My way of listening and seeing is shaped by Willem Frederik Zuurdeeg, the late Professor of the Philosophy of Religion and author of An Analytical Philosophy of Religion, and Man Before Chaos: Philosophy Is Born in a Cry, his colleague and friend, Esther Cornelius Swenson, my undergraduate college professor.
They were those rare Christian philosopher-theologians whose work crossed the solid line between the philosophical rigors of empiricism and linguistic analysis, on the one hand, and the depths of existentialists Sartre, Heidegger, Camus, and Marcel and their precursors Dostoevsky and Kierkegaard.
Every day I start out with a fresh-brewed cup of coffee and read the newspaper. What a way to start a day!!! “Don’t give me no bad news, no bad news, no bad news!” But most of the news that’s printed is just that: bad news.
But good news reporting is a thing of joy and a call for celebration. My heroes include muckrakers like A.J. Muste, reporters like Edward R. Murrow, Harrison Salisbury, Daniel Schorr, Bill Moyers, Paul Krugman, and the comedians whose irreverent and sometimes coarse humor exposes the absurd and helps us laugh when we would cry: Jon Stuart, Bill Maher, Lewis Black, Steven Colbert.
I come at the news from a different angle than professional journalism or comedy. My ears are tuned by Willem Zuurdeeg, Esther Cornelius Swenson, other teachers at Maryville College, McCormick Theological Seminary, and Harvard Divinity School; by the people of the congregations and campus ministries that welcomed me; and by defense attorneys and criminal defendants represented by the Legal Rights Center, Inc. (LRC).
I have always had the sense of living at the edge. It is from the edge that I listen for what is not said, as well as to what is said: the spoken and unspoken ‘convictions‘: the ideologies, ideals, prejudices, allegiances that anchor us and shape us for good or for ill.

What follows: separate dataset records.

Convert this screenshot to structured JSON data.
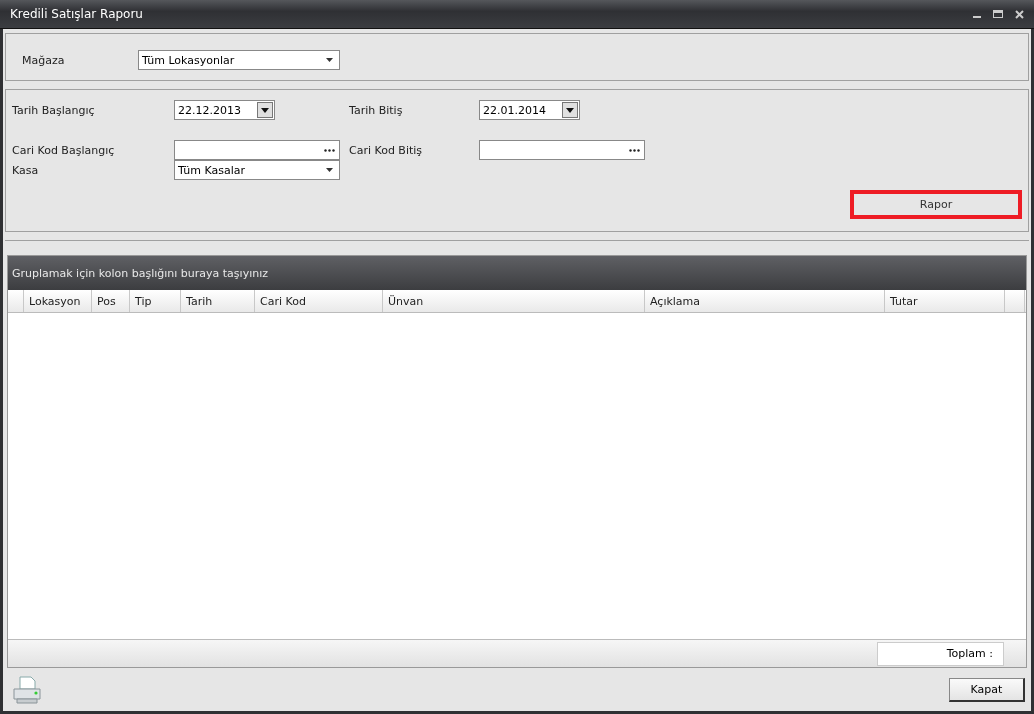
{
  "window": {
    "title": "Kredili Satışlar Raporu"
  },
  "store": {
    "label": "Mağaza",
    "value": "Tüm Lokasyonlar"
  },
  "filters": [
    {
      "label": "Tarih Başlangıç",
      "kind": "date",
      "value": "22.12.2013"
    },
    {
      "label": "Tarih Bitiş",
      "kind": "date",
      "value": "22.01.2014"
    },
    {
      "label": "Cari Kod Başlangıç",
      "kind": "lookup"
    },
    {
      "label": "Cari Kod Bitiş",
      "kind": "lookup"
    },
    {
      "label": "Kasa",
      "kind": "combo",
      "value": "Tüm Kasalar"
    }
  ],
  "report_button": {
    "label": "Rapor",
    "highlighted": true
  },
  "grid": {
    "group_hint": "Gruplamak için kolon başlığını buraya taşıyınız",
    "columns": [
      "Lokasyon",
      "Pos",
      "Tip",
      "Tarih",
      "Cari Kod",
      "Ünvan",
      "Açıklama",
      "Tutar"
    ],
    "footer_total": "Toplam :"
  },
  "close_button": "Kapat"
}
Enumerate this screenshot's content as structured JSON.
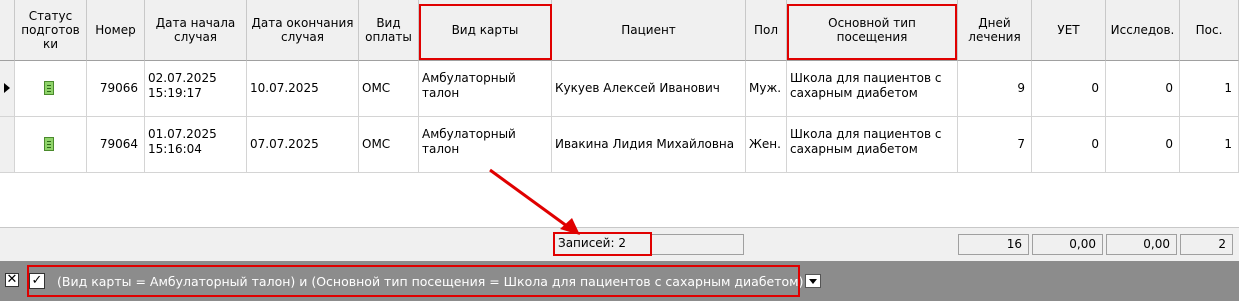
{
  "columns": [
    {
      "id": "status",
      "label": "Статус\nподготов\nки"
    },
    {
      "id": "number",
      "label": "Номер"
    },
    {
      "id": "start",
      "label": "Дата начала\nслучая"
    },
    {
      "id": "end",
      "label": "Дата окончания\nслучая"
    },
    {
      "id": "payment",
      "label": "Вид\nоплаты"
    },
    {
      "id": "card",
      "label": "Вид карты"
    },
    {
      "id": "patient",
      "label": "Пациент"
    },
    {
      "id": "sex",
      "label": "Пол"
    },
    {
      "id": "visit",
      "label": "Основной тип\nпосещения"
    },
    {
      "id": "days",
      "label": "Дней\nлечения"
    },
    {
      "id": "uet",
      "label": "УЕТ"
    },
    {
      "id": "research",
      "label": "Исследов."
    },
    {
      "id": "pos",
      "label": "Пос."
    }
  ],
  "rows": [
    {
      "number": "79066",
      "start": "02.07.2025\n15:19:17",
      "end": "10.07.2025",
      "payment": "ОМС",
      "card": "Амбулаторный\nталон",
      "patient": "Кукуев Алексей Иванович",
      "sex": "Муж.",
      "visit": "Школа для пациентов с\nсахарным диабетом",
      "days": "9",
      "uet": "0",
      "research": "0",
      "pos": "1",
      "status_icon": "document-green-icon",
      "current": true
    },
    {
      "number": "79064",
      "start": "01.07.2025\n15:16:04",
      "end": "07.07.2025",
      "payment": "ОМС",
      "card": "Амбулаторный\nталон",
      "patient": "Ивакина Лидия Михайловна",
      "sex": "Жен.",
      "visit": "Школа для пациентов с\nсахарным диабетом",
      "days": "7",
      "uet": "0",
      "research": "0",
      "pos": "1",
      "status_icon": "document-green-icon",
      "current": false
    }
  ],
  "footer": {
    "records": "Записей: 2",
    "days_total": "16",
    "uet_total": "0,00",
    "research_total": "0,00",
    "pos_total": "2"
  },
  "filter": {
    "text": "(Вид карты = Амбулаторный талон) и (Основной тип посещения = Школа для пациентов с сахарным диабетом)",
    "checked": true
  },
  "colors": {
    "highlight": "#e00000",
    "filterbar": "#8c8c8c",
    "header": "#f0f0f0",
    "icon": "#8fd36a"
  }
}
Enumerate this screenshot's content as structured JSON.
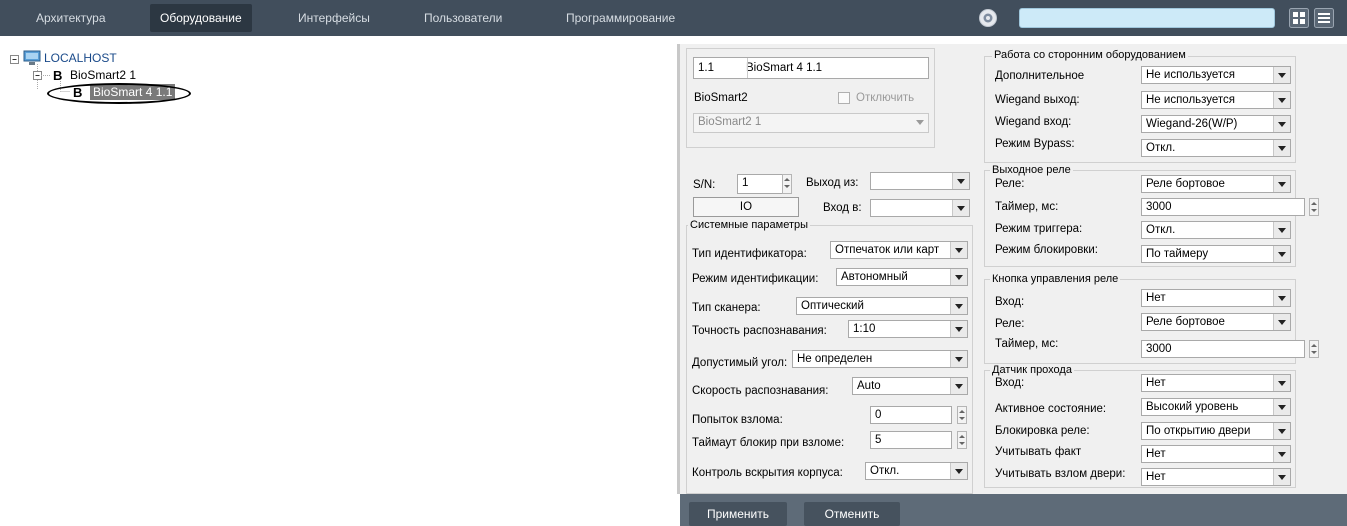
{
  "topbar": {
    "tabs": [
      "Архитектура",
      "Оборудование",
      "Интерфейсы",
      "Пользователи",
      "Программирование"
    ],
    "active_tab": "Оборудование",
    "search": {
      "value": "",
      "placeholder": ""
    },
    "icons": [
      "logo-icon",
      "grid-view-icon",
      "menu-icon"
    ]
  },
  "tree": {
    "root": {
      "icon": "computer-icon",
      "label": "LOCALHOST"
    },
    "child": {
      "icon_letter": "B",
      "label": "BioSmart2 1"
    },
    "grandchild": {
      "icon_letter": "B",
      "label": "BioSmart 4 1.1"
    }
  },
  "object_info": {
    "id": "1.1",
    "name": "BioSmart 4 1.1",
    "parent_type": "BioSmart2",
    "disable_label": "Отключить",
    "parent_select": "BioSmart2 1"
  },
  "device": {
    "sn_label": "S/N:",
    "sn_value": "1",
    "output_from_label": "Выход из:",
    "output_from_value": "",
    "io_button": "IO",
    "input_to_label": "Вход в:",
    "input_to_value": ""
  },
  "system_params": {
    "title": "Системные параметры",
    "identifier_type": {
      "label": "Тип идентификатора:",
      "value": "Отпечаток или карт"
    },
    "identification_mode": {
      "label": "Режим идентификации:",
      "value": "Автономный"
    },
    "scanner_type": {
      "label": "Тип сканера:",
      "value": "Оптический"
    },
    "recognition_accuracy": {
      "label": "Точность распознавания:",
      "value": "1:10"
    },
    "allowed_angle": {
      "label": "Допустимый угол:",
      "value": "Не определен"
    },
    "recognition_speed": {
      "label": "Скорость распознавания:",
      "value": "Auto"
    },
    "hack_attempts": {
      "label": "Попыток взлома:",
      "value": "0"
    },
    "block_timeout": {
      "label": "Таймаут блокир при взломе:",
      "value": "5"
    },
    "case_open_control": {
      "label": "Контроль вскрытия корпуса:",
      "value": "Откл."
    }
  },
  "third_party": {
    "title": "Работа со сторонним оборудованием",
    "additional": {
      "label": "Дополнительное",
      "value": "Не используется"
    },
    "wiegand_out": {
      "label": "Wiegand выход:",
      "value": "Не используется"
    },
    "wiegand_in": {
      "label": "Wiegand вход:",
      "value": "Wiegand-26(W/P)"
    },
    "bypass_mode": {
      "label": "Режим Bypass:",
      "value": "Откл."
    }
  },
  "output_relay": {
    "title": "Выходное реле",
    "relay": {
      "label": "Реле:",
      "value": "Реле бортовое"
    },
    "timer": {
      "label": "Таймер, мс:",
      "value": "3000"
    },
    "trigger_mode": {
      "label": "Режим триггера:",
      "value": "Откл."
    },
    "lock_mode": {
      "label": "Режим блокировки:",
      "value": "По таймеру"
    }
  },
  "relay_button": {
    "title": "Кнопка управления реле",
    "input": {
      "label": "Вход:",
      "value": "Нет"
    },
    "relay": {
      "label": "Реле:",
      "value": "Реле бортовое"
    },
    "timer": {
      "label": "Таймер, мс:",
      "value": "3000"
    }
  },
  "pass_sensor": {
    "title": "Датчик прохода",
    "input": {
      "label": "Вход:",
      "value": "Нет"
    },
    "active_state": {
      "label": "Активное состояние:",
      "value": "Высокий уровень"
    },
    "relay_lock": {
      "label": "Блокировка реле:",
      "value": "По открытию двери"
    },
    "consider_fact": {
      "label": "Учитывать факт",
      "value": "Нет"
    },
    "consider_break": {
      "label": "Учитывать взлом двери:",
      "value": "Нет"
    }
  },
  "footer": {
    "apply": "Применить",
    "cancel": "Отменить"
  },
  "colors": {
    "topbar": "#414e5c",
    "active_tab": "#2c3742",
    "search_bg": "#cdeaf8",
    "footer": "#5e6b78",
    "panel": "#f0f0f0"
  }
}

I find myself more and more at home in the mystery of being itself. I resonate with William Sloan Coffin’s reflection in his last years of life following a stroke:
There is a Zen paradox whereby we may lack everything yet want for nothing. the reason is that peace, that is, deep inner peace, comes not with meeting our desires but in releasing ourselves from their power. I find such peace is increasingly mine. It’s not that I feel I’m withdrawing from the world, only that I am present in a different way. I’m less intentional than “attentional.” I’m more and more attentive to family and friends and to nature’s beauty. Although still outraged by callous behavior, particularly in high places, I feel more serene, grateful for God’s gift of life. For the compassions that fail not, I find myself saying daily to my loving Maker, “I can no other answer make than thanks, thanks, and ever thanks.”William Sloane Coffin, Credo.